Die Bundeswehr soll ab kommendem Sommer die schnelle Eingreiftruppe (QRF) der Nato im Norden Afghanistans stellen. Entwickelt sich der Bundeswehreinsatz vom bisher friedenstiftenden hin zu einem Kampfeinsatz?
Ich sehe im Norden für die Soldaten keine wesentliche Veränderung. Aber Tatsache ist, die schnelle Eingreiftruppe dient nicht lediglich zur Absicherung humanitärer Operationen, sondern muss auch kämpfen, wenn eigene oder verbündete Soldaten bedroht werden. Wenn man kämpft, kann es zu Verlusten auf Seiten der Gegner wie auch in den eigenen Reihen kommen.
Es gibt breiten politischen Konsens über die Entsendung einer deutschen QRF in den Norden Afghanistans. Sie gehören ebenfalls zu den Befürwortern. Warum?
Eine militärische Operation ohne Reserven wäre unverantwortlich. Die QRF ist die Reserve des Regional Commander North, die er dann zum Einsatz bringt, wenn Not an Mann ist.
Die Taliban verüben auch im Norden Afghanistans zunehmend Anschläge. Was hat der bereits über sechs Jahre dauernde Einsatz gebracht?
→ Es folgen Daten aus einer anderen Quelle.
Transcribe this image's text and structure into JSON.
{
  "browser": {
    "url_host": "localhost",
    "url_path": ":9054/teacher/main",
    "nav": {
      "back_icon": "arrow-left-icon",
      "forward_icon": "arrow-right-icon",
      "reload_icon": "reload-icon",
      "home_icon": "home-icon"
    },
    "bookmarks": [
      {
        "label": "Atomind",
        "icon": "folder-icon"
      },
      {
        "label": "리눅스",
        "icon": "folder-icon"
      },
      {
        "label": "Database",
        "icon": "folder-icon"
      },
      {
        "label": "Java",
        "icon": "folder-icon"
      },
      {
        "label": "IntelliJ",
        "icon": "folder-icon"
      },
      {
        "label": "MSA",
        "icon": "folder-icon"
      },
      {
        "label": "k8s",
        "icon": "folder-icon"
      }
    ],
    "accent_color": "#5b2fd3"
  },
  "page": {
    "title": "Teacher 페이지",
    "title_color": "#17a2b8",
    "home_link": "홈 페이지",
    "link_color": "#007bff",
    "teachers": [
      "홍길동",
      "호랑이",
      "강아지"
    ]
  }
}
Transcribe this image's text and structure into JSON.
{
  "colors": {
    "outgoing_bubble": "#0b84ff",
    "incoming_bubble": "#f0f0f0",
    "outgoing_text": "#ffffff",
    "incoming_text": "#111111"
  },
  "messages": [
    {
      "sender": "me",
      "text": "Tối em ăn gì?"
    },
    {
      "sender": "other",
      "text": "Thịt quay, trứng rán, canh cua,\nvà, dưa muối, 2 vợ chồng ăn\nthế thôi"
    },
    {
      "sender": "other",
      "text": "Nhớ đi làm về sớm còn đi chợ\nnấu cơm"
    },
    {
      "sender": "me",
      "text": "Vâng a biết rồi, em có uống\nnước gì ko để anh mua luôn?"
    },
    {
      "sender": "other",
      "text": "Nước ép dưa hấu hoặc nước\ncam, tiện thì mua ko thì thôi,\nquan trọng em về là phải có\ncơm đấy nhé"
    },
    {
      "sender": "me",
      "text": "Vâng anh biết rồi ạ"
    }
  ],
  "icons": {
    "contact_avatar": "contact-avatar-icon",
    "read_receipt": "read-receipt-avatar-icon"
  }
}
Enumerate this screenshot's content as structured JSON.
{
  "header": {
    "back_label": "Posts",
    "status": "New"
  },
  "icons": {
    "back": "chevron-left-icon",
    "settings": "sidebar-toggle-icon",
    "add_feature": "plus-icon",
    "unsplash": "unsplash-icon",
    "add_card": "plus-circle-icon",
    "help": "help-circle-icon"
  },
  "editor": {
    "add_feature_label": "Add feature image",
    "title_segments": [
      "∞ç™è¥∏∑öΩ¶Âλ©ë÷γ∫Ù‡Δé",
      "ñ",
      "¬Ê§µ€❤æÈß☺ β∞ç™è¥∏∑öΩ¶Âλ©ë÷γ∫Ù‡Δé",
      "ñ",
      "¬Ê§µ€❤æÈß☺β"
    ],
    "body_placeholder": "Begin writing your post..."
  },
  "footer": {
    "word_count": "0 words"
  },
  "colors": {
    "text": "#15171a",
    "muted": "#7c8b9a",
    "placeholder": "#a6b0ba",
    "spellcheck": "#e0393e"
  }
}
Im Norden hat er zu einer relativen Stabilität geführt. Weil die Konzeption der vernetzten Sicherheit auch der afghanischen Bevölkerung erkennbare Vorteile gebracht hat, befinden wir uns im Norden in einem uns freundlich zugeneigten Umfeld. Das ist im Süden diametral anders. Wenn wir von Erfolgen sprechen, müssen wir zwischen Norden und Süden stets deutlich unterscheiden.
Neulich hat ein Fallschirmjäger unsinnige deutsche Bürokratie und Personalstrukturen sowie herumlungernde Soldaten in den Lagern kritisiert. Was läuft schief?
Eine vom Verteidigungsminister beauftragte Kommission hat eine ähnliche Diagnose gestellt. Die Stäbe seien zu groß und müssten drastisch verkleinert werden. Das wird die Bundesregierung sicherlich bald umsetzen.
Der US-Verteidigungsminister und einige Nato-Verbündete werfen Deutschland vor, nicht im gefährlichen Süden Afghanistans mitzukämpfen und damit die Nato zu spalten. Wie lange noch kann sich die Bundesregierung dem Druck der Verbündeten widersetzen?
Ich hoffe sehr, dass die Bundesregierung hart bleibt. Denn die Vorwürfe sind ungerecht. Die Bundeswehr liefert einen wichtigen Beitrag zur Stabilität des Landes. Sie muss sich vor niemandem verstecken. Dass der Bundestag sich nicht vorstellen kann, dass deutsche Soldaten in den Süden gehen, kann ich gut verstehen. Entscheidend ist nicht die Zahl der Soldaten im Süden, sondern ob es endlich gelingt, die Staatlichkeit Afghanistans weiterzuentwickeln.